Text Match and Fuzzy Lookup

January 28th, 2015 by datapig 4 comments »

I would bet that every one of us has seen Customer lists from separate sources that can't be matched up because of spelling mistakes and inconsistent naming conventions and abbreviations. In fact, there are consulting firms whose entire business revolves around helping organizations reconcile their "Master Data". I can't count how many times I've seen entire projects launched to create a "gold source for master data". Yet here we are; manually matching up addresses, customer names, or people names from different data sources.

.

Well today, I'd like to introduce you to a free tool from Microsoft that can help ease your pain a little. This tool is a free Excel Add-in called Fuzzy Lookup. The Fuzzy Lookup Add-in enables you to perform similarity analysis to match textual strings that mean the same thing but are not spelled exactly the same. With this tool, you can match things like customer addresses from two separate data sources, or even find imperfect duplicates in a single dataset.

.

Understanding the Jaccard Index of Similarity

The magic behind the Fuzzy Lookup Add-in comes from the Jaccard Index of Similarity.

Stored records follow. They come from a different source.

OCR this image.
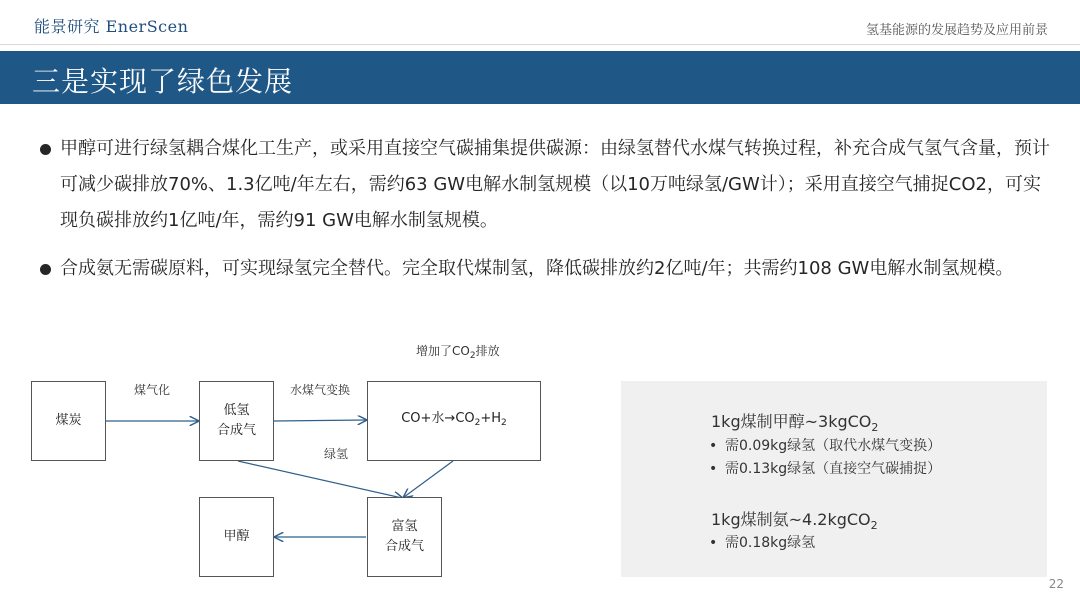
能景研究 EnerScen	氢基能源的发展趋势及应用前景
三是实现了绿色发展
甲醇可进行绿氢耦合煤化工生产，或采用直接空气碳捕集提供碳源：由绿氢替代水煤气转换过程，补充合成气氢气含量，预计可减少碳排放70%、1.3亿吨/年左右，需约63 GW电解水制氢规模（以10万吨绿氢/GW计）；采用直接空气捕捉CO2，可实现负碳排放约1亿吨/年，需约91 GW电解水制氢规模。
合成氨无需碳原料，可实现绿氢完全替代。完全取代煤制氢，降低碳排放约2亿吨/年；共需约108 GW电解水制氢规模。
增加了$CO_2$排放
煤气化	水煤气变换
绿氢
煤炭
低氢
合成气
CO+水$\to CO_2+H_2$
甲醇
富氢
合成气
1kg煤制甲醇~3kgCO$_2$
• 需0.09kg绿氢（取代水煤气变换）
• 需0.13kg绿氢（直接空气碳捕捉）
1kg煤制氨~4.2kgCO$_2$
• 需0.18kg绿氢
22
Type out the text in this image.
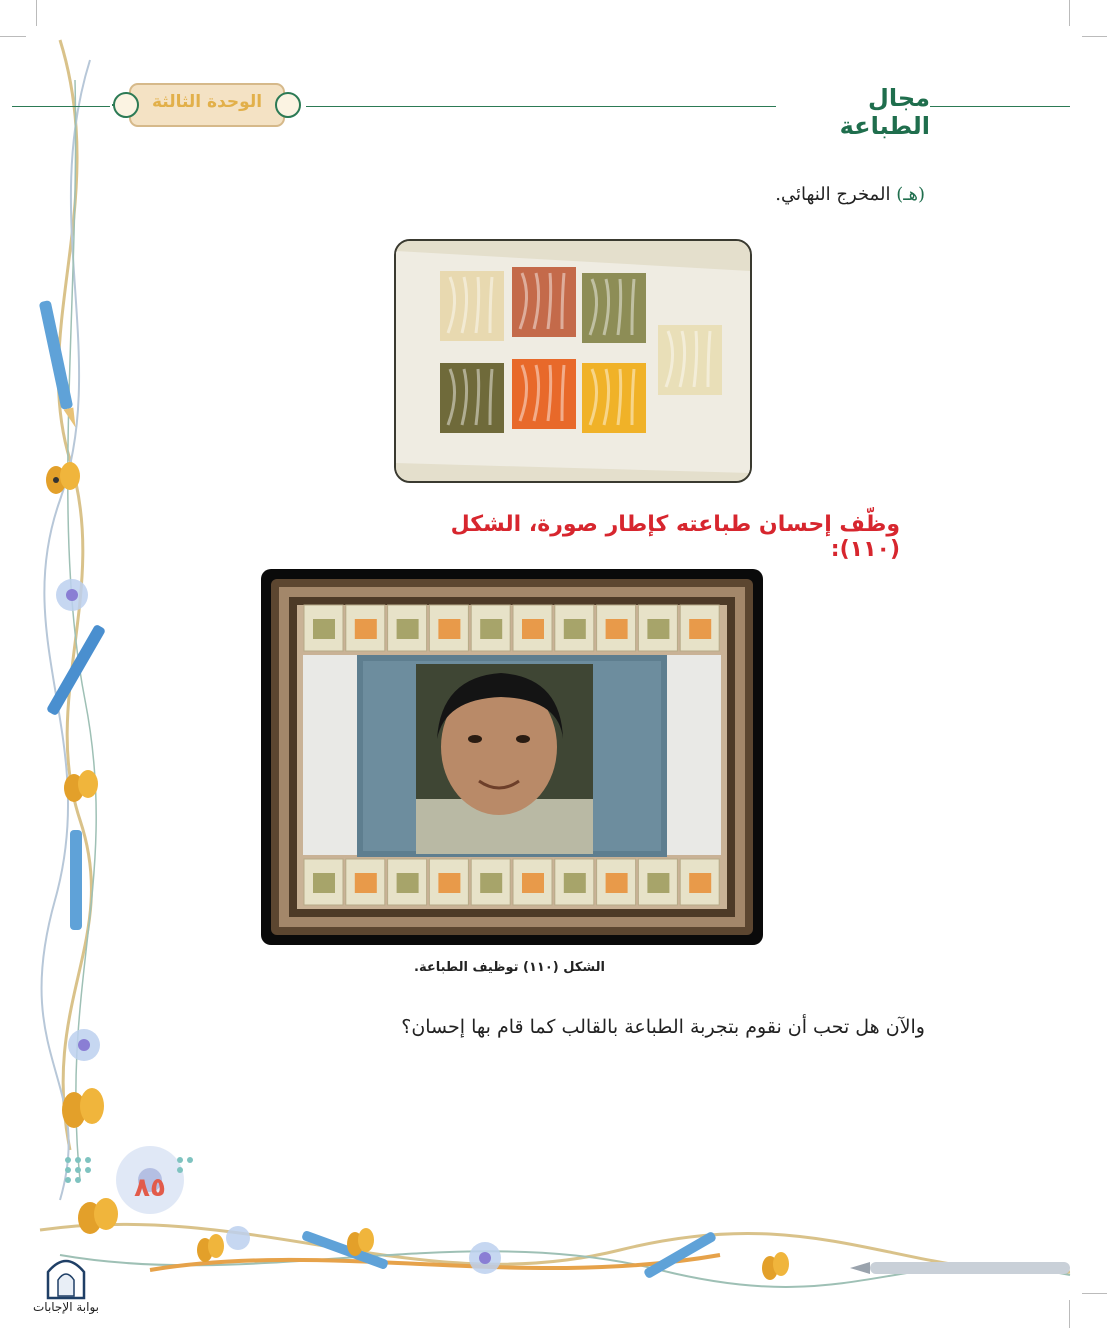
الوحدة الثالثة	مجال الطباعة
(هـ) المخرج النهائي.
وظّف إحسان طباعته كإطار صورة، الشكل (١١٠):
الشكل (١١٠) توظيف الطباعة.
والآن هل تحب أن نقوم بتجربة الطباعة بالقالب كما قام بها إحسان؟
٨٥
بوابة الإجابات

The Jaccard index, also known as the Jaccard similarity coefficient, was developed by Paul Jaccard as a way to document the distribution of different types of flora (yawn). Jaccard's index gave him a statistical way to measure similarities between sample sets. The gist of Jaccard's index is this:

.

You take two sample sets. You count the attributes shared by both samples (call this Z). You count the attributes observed in only one sample (call this X). You then count the attributes observed in only the other sample (call this Y). Finally, you can calculate the similarity index by using the three counts in this operation: Z / (Z+X+Y).

.

Confused? Don't worry. I have an example.

Let's say we want to compare the similarities between these two Excel nerds.

We define some attributes, then we tag each nerd with a 1 when each attribute evaluates to TRUE.

.

We can now get the count of the intersections and then perform the math.

As you can see, the similarity index is .57 or 57%.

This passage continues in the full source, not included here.